TidierOrg / TidierData.jl

Tidier data transformations in Julia, modeled after the dplyr/tidyr R packages.
MIT License
86 stars 7 forks source link

Implement R `tidylog` package style of output #13

Open kdpsingh opened 1 year ago

kdpsingh commented 1 year ago

R has a wonderful tidylog package that outputs a log of how an operation modified a dataframe (e.g., "filter: 300 rows were removed (10%) of the data, with 2,700 rows remaining.")

I would like to implement this capability. I don't think that using TableMetadataTools.jl is necessarily the approach I want to take because this metadata should be printed (using @info or println) but does not need to be permanently stored as part of the data frame.

This will probably be implemented either using @aside or simply by wrapping the DataFrames.jl functions with a tidylog function that captures the state of the data frame before and after the operation and prints out the difference.

bkamins commented 1 year ago

Yes, if you do not want to store it in metadata then it is easier to just do logging (however, maybe you want to consider logging the changes in metadata as an opt-in - some users maybe would find it useful when doing lineage analysis?)

kdpsingh commented 1 year ago

This is a great point. I may consider adding this later. In my mental model, the logging is tied to operations rather than data frames. For example, a join is a single operation and it's not clear that either data frame would "own" that metadata.

I may first implement this in a logging style and then think through the implications of storing some or all of the results as metadata.
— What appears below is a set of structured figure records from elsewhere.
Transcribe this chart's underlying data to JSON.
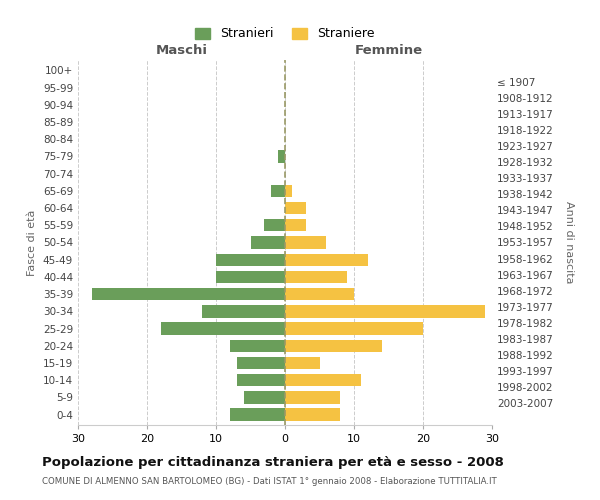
{
  "age_groups": [
    "0-4",
    "5-9",
    "10-14",
    "15-19",
    "20-24",
    "25-29",
    "30-34",
    "35-39",
    "40-44",
    "45-49",
    "50-54",
    "55-59",
    "60-64",
    "65-69",
    "70-74",
    "75-79",
    "80-84",
    "85-89",
    "90-94",
    "95-99",
    "100+"
  ],
  "birth_years": [
    "2003-2007",
    "1998-2002",
    "1993-1997",
    "1988-1992",
    "1983-1987",
    "1978-1982",
    "1973-1977",
    "1968-1972",
    "1963-1967",
    "1958-1962",
    "1953-1957",
    "1948-1952",
    "1943-1947",
    "1938-1942",
    "1933-1937",
    "1928-1932",
    "1923-1927",
    "1918-1922",
    "1913-1917",
    "1908-1912",
    "≤ 1907"
  ],
  "males": [
    8,
    6,
    7,
    7,
    8,
    18,
    12,
    28,
    10,
    10,
    5,
    3,
    0,
    2,
    0,
    1,
    0,
    0,
    0,
    0,
    0
  ],
  "females": [
    8,
    8,
    11,
    5,
    14,
    20,
    29,
    10,
    9,
    12,
    6,
    3,
    3,
    1,
    0,
    0,
    0,
    0,
    0,
    0,
    0
  ],
  "male_color": "#6a9e5a",
  "female_color": "#f5c242",
  "title": "Popolazione per cittadinanza straniera per età e sesso - 2008",
  "subtitle": "COMUNE DI ALMENNO SAN BARTOLOMEO (BG) - Dati ISTAT 1° gennaio 2008 - Elaborazione TUTTITALIA.IT",
  "xlabel_left": "Maschi",
  "xlabel_right": "Femmine",
  "ylabel_left": "Fasce di età",
  "ylabel_right": "Anni di nascita",
  "xlim": 30,
  "legend_stranieri": "Stranieri",
  "legend_straniere": "Straniere",
  "background_color": "#ffffff",
  "grid_color": "#cccccc",
  "dashed_line_color": "#999966"
}
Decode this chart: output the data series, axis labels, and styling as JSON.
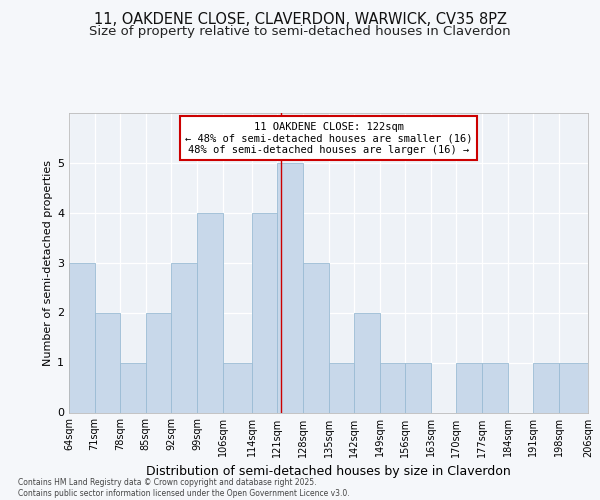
{
  "title1": "11, OAKDENE CLOSE, CLAVERDON, WARWICK, CV35 8PZ",
  "title2": "Size of property relative to semi-detached houses in Claverdon",
  "xlabel": "Distribution of semi-detached houses by size in Claverdon",
  "ylabel": "Number of semi-detached properties",
  "bin_labels": [
    "64sqm",
    "71sqm",
    "78sqm",
    "85sqm",
    "92sqm",
    "99sqm",
    "106sqm",
    "114sqm",
    "121sqm",
    "128sqm",
    "135sqm",
    "142sqm",
    "149sqm",
    "156sqm",
    "163sqm",
    "170sqm",
    "177sqm",
    "184sqm",
    "191sqm",
    "198sqm",
    "206sqm"
  ],
  "bin_edges": [
    64,
    71,
    78,
    85,
    92,
    99,
    106,
    114,
    121,
    128,
    135,
    142,
    149,
    156,
    163,
    170,
    177,
    184,
    191,
    198,
    206
  ],
  "counts": [
    3,
    2,
    1,
    2,
    3,
    4,
    1,
    4,
    5,
    3,
    1,
    2,
    1,
    1,
    0,
    1,
    1,
    0,
    1,
    1
  ],
  "property_value": 122,
  "bar_facecolor": "#c8d8ea",
  "bar_edgecolor": "#9bbcd4",
  "vline_color": "#cc0000",
  "annotation_box_edgecolor": "#cc0000",
  "annotation_box_facecolor": "#ffffff",
  "annotation_title": "11 OAKDENE CLOSE: 122sqm",
  "annotation_line1": "← 48% of semi-detached houses are smaller (16)",
  "annotation_line2": "48% of semi-detached houses are larger (16) →",
  "ylim": [
    0,
    6
  ],
  "yticks": [
    0,
    1,
    2,
    3,
    4,
    5,
    6
  ],
  "footnote": "Contains HM Land Registry data © Crown copyright and database right 2025.\nContains public sector information licensed under the Open Government Licence v3.0.",
  "bg_color": "#f5f7fa",
  "plot_bg_color": "#eef2f7",
  "grid_color": "#ffffff",
  "title1_fontsize": 10.5,
  "title2_fontsize": 9.5,
  "ann_fontsize": 7.5
}
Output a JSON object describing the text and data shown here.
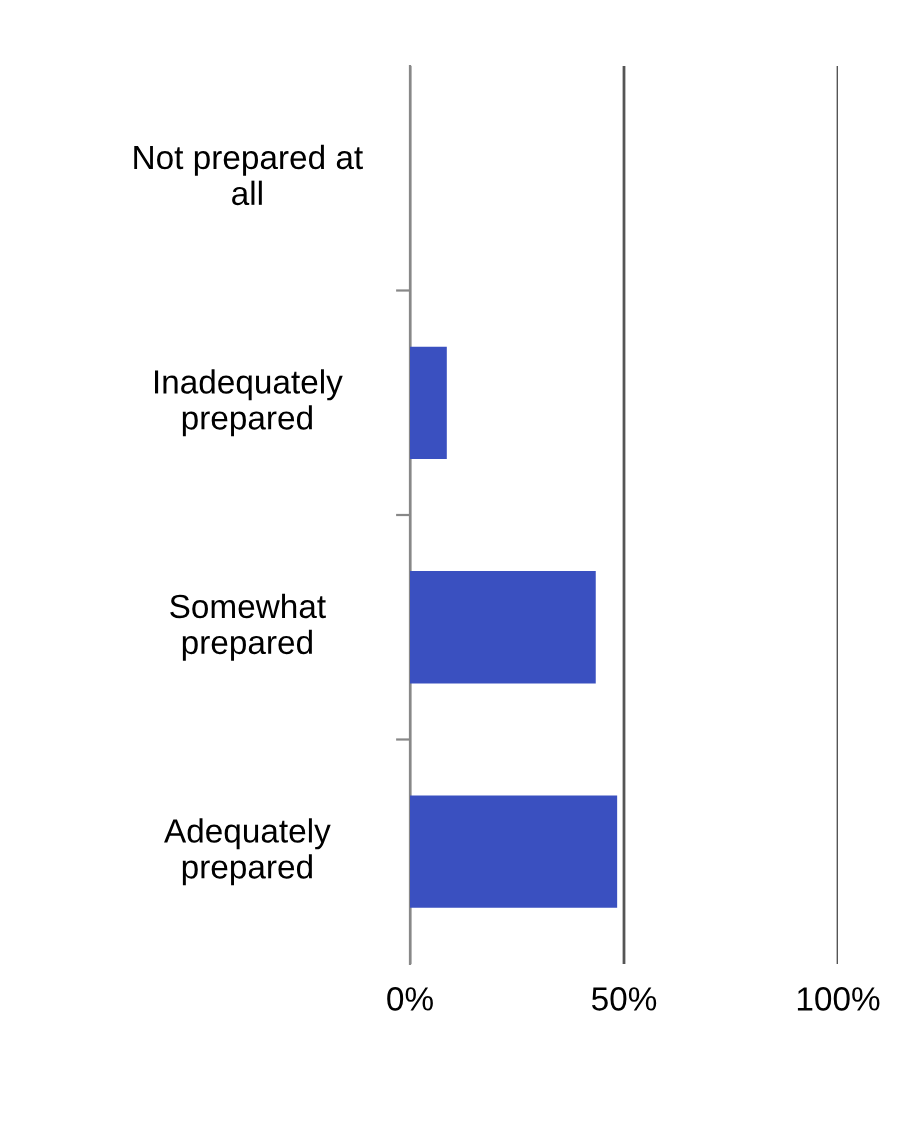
{
  "chart_data": {
    "type": "bar",
    "orientation": "horizontal",
    "categories": [
      "Not prepared at all",
      "Inadequately prepared",
      "Somewhat prepared",
      "Adequately prepared"
    ],
    "values": [
      0,
      8.6,
      43.4,
      48.4
    ],
    "color": "#3a50c0",
    "xlim": [
      0,
      100
    ],
    "xticks": [
      {
        "value": 0,
        "label": "0%"
      },
      {
        "value": 50,
        "label": "50%"
      },
      {
        "value": 100,
        "label": "100%"
      }
    ],
    "grid": "x",
    "legend": false
  }
}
bkamins commented 1 year ago

a join is a single operation and it's not clear that either data frame would "own" that metadata.

I was thinking about it. The produced data frame "owns" the metadata as you need to know how it got created. Of course this is just food for thought for the future.

kdpsingh commented 1 year ago

Confirmed that tidylog is MIT License: https://github.com/elbersb/tidylog/issues/61

Will aim for a mostly line-by-line translation of tidylog in R.

While we could consider autodetecting changes in the data frames (and treat all verbs the same), I think the tidylog approach to customize the output for each verb feels more natural and is probably more efficient.